Faith: first and foremost, I need to spend a lot of time intentionally reflecting. My mom’s approach and the Catholic realm of my upbringing certainly had a large influence, as did my dad’s approach, the Lutheran church and youth group realm, and likely (though harder to put a finger on) the cultural influence of popular media and being raised in the midwest had significant influences as well. I’d like to try to piece apart some of these influences and put a name to them as much as is helpful. I think I had glimpses of/encounters with the possibility of DCA as well in my upbringing, so I’d like to notice and name those as well. One initial influence I’m specifically thinking of diving into is to notice my own reactionary tendencies. I have come to notice that I have had an easier time in some ways rejecting ARC in my own individual faith because of the ways I’m reacting against authoritarian tendencies in my family of origin and I want to get curious about that. 

 

Leadership: I think by the nature of the beast, US higher ed and academia are places that prize certainty, expertise, and “power over.”  I know I benefit from being in the mission-based division of my institution, which allows me to use my voice to invite people into a different way of being, but I don’t know that I always use that in the ways that I would like to. I’ve held relational and subversive leadership roles in my institution for a while, but I have just now been handed a significant leadership role that has institutional power. I am glad to be in JOH at this moment because it has made me realize that I want to seriously engage ways that I (and those around me) rely on ARC-based tactics for leadership and seriously lean into the ways I can move towards DCA work with my team first, and then hopefully move towards that change with those around us. I may consider moving through some of the Common Table with my team if it feels appropriate as we get a little more firm in our team identity. 

 

Institution: This one is still tough for me to get specific with a plan – I constantly have a hard time naming the elements of my context because it feels so complex and multi-faceted. I can already identify ways the influences of ARC show up on a more individual level with things like donors, students, or team members – I’d like to spend more time being curious about this, rather than judgmental. On a bigger level, I’d like to work to take a step back and notice the habits and tendencies of power-wielding, certainty, and hierarchy rather than my default tendencies of accepting them as reality or getting frustrated by them. I think the true ideals of a democratic, covenantal, and abolitionist Christian faith align well with a Jesuit approach to education and spirituality, so I think to work against some of the norms of capitalistic higher education, I will need to get serious about the consistent practice of identifying when ARC tendencies show up. 

 

That…. feels like a lot! I think the sum total of my plan could be named as this: intentionally cultivating the practice of noticing rather than just going along with the way things are and have always been. 

2 comments

  1. Taking time to really notice and identify strands of ARC – especially with your varied background – really does take effort!! I am interested to hear more about how you see and name the authoritative tendencies of your workplace. I just finished the book “After Whiteness” – really eye-opening description of the way power and authority affects all of western education.

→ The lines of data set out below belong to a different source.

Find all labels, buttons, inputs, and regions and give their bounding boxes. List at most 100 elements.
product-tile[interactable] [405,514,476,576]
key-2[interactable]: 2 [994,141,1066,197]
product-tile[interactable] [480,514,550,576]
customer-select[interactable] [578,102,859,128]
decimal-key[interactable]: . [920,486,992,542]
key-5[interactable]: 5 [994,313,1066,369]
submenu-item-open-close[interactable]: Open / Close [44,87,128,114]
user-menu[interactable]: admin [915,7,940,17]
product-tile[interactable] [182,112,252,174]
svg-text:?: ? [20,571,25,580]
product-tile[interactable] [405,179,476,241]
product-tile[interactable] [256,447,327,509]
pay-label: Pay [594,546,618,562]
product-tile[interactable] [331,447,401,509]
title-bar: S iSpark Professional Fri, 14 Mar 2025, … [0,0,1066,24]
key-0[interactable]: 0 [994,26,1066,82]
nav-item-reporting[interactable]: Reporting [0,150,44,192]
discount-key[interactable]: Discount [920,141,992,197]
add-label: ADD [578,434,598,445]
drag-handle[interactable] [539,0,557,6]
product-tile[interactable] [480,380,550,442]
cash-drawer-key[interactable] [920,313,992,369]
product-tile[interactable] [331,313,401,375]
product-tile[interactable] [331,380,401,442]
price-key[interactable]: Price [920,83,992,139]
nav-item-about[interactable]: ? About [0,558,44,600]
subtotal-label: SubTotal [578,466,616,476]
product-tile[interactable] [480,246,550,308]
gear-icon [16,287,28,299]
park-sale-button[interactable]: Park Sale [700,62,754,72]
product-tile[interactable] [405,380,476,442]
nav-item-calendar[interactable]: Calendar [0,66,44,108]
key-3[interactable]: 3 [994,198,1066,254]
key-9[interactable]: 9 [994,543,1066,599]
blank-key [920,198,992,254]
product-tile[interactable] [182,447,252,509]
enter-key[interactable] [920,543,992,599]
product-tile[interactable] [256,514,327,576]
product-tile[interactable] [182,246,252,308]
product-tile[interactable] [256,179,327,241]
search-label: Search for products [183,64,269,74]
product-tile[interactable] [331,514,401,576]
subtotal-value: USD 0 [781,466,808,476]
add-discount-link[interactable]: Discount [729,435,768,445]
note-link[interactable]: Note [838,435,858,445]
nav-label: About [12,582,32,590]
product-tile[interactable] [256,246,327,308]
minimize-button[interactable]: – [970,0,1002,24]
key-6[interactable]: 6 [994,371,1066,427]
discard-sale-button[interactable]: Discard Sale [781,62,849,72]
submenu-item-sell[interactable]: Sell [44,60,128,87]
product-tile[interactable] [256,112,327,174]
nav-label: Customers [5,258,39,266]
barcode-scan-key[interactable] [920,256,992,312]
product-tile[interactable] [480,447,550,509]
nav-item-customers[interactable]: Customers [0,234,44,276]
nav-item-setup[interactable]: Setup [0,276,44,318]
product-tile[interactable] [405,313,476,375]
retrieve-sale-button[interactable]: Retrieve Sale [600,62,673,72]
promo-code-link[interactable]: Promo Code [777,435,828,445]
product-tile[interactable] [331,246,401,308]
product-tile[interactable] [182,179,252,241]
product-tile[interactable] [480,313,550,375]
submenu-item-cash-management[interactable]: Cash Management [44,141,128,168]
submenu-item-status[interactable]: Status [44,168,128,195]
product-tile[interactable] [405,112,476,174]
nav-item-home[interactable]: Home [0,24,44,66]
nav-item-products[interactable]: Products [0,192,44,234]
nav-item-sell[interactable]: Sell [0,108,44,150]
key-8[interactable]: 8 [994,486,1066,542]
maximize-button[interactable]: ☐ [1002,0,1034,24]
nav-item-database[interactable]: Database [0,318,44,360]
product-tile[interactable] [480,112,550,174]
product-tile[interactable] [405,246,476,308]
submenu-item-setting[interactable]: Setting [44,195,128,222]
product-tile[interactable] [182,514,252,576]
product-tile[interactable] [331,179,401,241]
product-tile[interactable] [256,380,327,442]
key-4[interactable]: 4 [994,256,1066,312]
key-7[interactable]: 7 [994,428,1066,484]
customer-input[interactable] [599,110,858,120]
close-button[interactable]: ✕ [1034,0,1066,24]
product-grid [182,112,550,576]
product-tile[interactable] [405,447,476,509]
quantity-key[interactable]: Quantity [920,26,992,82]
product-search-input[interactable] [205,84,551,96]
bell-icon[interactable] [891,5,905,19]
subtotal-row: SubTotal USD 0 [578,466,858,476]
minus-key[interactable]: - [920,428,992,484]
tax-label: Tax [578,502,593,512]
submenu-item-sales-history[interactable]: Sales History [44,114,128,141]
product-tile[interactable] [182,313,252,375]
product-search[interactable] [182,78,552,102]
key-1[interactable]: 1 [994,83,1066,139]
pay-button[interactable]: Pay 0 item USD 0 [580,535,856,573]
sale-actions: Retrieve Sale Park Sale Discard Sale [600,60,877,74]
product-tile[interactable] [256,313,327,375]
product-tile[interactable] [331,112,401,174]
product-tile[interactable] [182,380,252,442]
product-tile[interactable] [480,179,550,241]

  2. I am really interested to hear what you discover as you get curious about your “own reactionary tendencies.” Your curiosity and willingness to sit in the tension inside yourself and the contexts you live in always inspires me. Keep going!
    I also totally agree that the Jesuit approach to education finds easier alignment with DCA than I experience in the Evangelical approach. I am wondering why this is and what the role of secularism plays there. That’s something I’d like to explore more.